You can’t rely on Amazon alone. You have to use social media, especially free media. It may be distasteful to hype yourself, but someone has to do it if you want anyone to buy, or even hear about, your book. Join Facebook and Google+ groups, real groups of actual people who discuss something, not just book marketing groups, and post enough there to have credibility on the subject matter. Then when your book comes out, find a way to mention it without sounding too much like an advertisement. For me, that has meant geocaching and law enforcement groups. On occasion someone objects to commercializing the group, but if you are a regular contributor and don’t overdo it, you can get by with it. If you’ve written a cooking/recipe book, join a recipe-sharing or foodie group – preferably lots of them. You get the idea. I have a Twitter name but I doubt I’ve ever sold a book through Twitter. I do get lots of marketing spam from book promotion sites, proofreaders/editors, audiobook voice actors, and so on from Twitter, but from time to time some of it is useful in identifying another free and easy promotion route.
Ultimately, what you need to get people to buy your books is good content, a good cover (more important for fiction than non-fiction), and lots of good reviews, especially on Amazon. Once your book’s review total creeps near triple digits and maintains a 4-star plus rating, the other tools, like the free and 99 cent promotions, work much better. How do you get lots of reviews, you may ask? That’s a subject for another post. It’s a topic that is very hot among self-published authors.

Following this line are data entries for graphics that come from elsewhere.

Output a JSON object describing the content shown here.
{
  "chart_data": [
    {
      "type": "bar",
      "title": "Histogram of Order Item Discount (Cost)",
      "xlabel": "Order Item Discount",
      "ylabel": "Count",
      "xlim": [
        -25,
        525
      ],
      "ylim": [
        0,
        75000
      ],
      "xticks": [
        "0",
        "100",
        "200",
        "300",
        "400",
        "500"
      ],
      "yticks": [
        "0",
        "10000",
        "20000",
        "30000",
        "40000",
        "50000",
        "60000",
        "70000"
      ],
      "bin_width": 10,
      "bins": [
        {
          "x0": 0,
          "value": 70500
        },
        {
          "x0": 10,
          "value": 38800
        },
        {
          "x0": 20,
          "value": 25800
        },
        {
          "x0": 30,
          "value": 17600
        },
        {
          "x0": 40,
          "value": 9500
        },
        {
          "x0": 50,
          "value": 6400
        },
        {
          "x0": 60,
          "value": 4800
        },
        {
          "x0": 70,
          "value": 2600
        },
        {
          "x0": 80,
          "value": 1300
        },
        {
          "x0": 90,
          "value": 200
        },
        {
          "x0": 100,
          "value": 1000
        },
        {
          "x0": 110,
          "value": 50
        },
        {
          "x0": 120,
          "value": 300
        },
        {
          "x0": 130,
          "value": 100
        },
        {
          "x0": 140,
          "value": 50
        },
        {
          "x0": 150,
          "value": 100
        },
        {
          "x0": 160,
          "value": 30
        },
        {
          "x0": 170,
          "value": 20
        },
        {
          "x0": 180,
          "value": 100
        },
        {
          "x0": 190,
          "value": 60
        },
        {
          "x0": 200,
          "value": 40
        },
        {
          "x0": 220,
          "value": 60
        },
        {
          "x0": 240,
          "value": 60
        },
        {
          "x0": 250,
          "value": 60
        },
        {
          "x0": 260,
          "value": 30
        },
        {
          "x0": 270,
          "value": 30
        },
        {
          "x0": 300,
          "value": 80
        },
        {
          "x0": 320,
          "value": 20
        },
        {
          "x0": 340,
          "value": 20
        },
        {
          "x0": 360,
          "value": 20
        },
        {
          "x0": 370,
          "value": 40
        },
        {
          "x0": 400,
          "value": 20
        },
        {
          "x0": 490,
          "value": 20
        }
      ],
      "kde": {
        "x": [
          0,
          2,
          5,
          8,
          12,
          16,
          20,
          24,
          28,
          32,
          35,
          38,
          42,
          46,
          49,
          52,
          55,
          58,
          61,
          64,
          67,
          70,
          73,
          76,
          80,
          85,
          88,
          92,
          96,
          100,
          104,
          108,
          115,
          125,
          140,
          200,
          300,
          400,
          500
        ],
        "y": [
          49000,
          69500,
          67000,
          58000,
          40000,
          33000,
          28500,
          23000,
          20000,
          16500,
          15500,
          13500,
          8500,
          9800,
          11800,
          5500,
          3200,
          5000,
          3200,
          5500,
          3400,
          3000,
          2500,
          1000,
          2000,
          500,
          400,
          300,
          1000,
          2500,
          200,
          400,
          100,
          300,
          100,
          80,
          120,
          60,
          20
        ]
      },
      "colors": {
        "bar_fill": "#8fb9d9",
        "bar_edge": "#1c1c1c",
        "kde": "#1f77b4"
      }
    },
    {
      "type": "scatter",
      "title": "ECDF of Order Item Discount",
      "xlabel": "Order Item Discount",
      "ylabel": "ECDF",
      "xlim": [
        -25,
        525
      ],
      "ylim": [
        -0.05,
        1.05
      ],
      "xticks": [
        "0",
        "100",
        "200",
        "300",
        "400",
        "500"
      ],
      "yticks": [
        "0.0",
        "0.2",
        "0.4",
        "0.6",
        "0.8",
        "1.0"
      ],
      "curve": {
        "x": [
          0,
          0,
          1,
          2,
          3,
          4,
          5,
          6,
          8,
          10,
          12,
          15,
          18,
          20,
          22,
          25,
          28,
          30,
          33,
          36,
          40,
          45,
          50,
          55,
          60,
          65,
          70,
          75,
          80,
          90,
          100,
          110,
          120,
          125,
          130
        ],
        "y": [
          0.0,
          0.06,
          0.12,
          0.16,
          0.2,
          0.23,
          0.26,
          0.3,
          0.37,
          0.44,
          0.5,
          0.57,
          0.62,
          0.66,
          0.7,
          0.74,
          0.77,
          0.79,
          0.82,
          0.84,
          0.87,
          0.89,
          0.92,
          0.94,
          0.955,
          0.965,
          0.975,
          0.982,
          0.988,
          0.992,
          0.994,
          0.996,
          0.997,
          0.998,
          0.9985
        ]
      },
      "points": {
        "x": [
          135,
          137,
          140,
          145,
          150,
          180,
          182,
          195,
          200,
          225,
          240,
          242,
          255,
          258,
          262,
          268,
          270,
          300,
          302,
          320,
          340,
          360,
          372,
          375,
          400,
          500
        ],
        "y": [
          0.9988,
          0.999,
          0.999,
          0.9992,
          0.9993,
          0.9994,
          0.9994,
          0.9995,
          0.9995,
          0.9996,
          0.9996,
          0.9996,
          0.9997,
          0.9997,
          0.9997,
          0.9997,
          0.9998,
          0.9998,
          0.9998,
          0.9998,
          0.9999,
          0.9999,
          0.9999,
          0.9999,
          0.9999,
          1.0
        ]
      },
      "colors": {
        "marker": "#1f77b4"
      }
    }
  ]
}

Lastly, develop a mailing list. I now have over 200 fans on mine. That is the cheapest and easiest way to get sales on a new book and can be used for other promotions. It’s slow going at first, but you can get email addresses several ways. First make your email address available in your book (e.g. about the author page), through social media, etc. Collect the email address of every fan who contacts you. If you have a blog, put a contact form or email address on it. If you sell through your own website, as I do for my paperbacks, accept PayPal because you’ll get the buyer’s email address. Hold a contest with a book giveaway, preferably several copies, and spread the word through social media and require them to fill in a form. People are much more willing to give up their email address if they can get something they like free.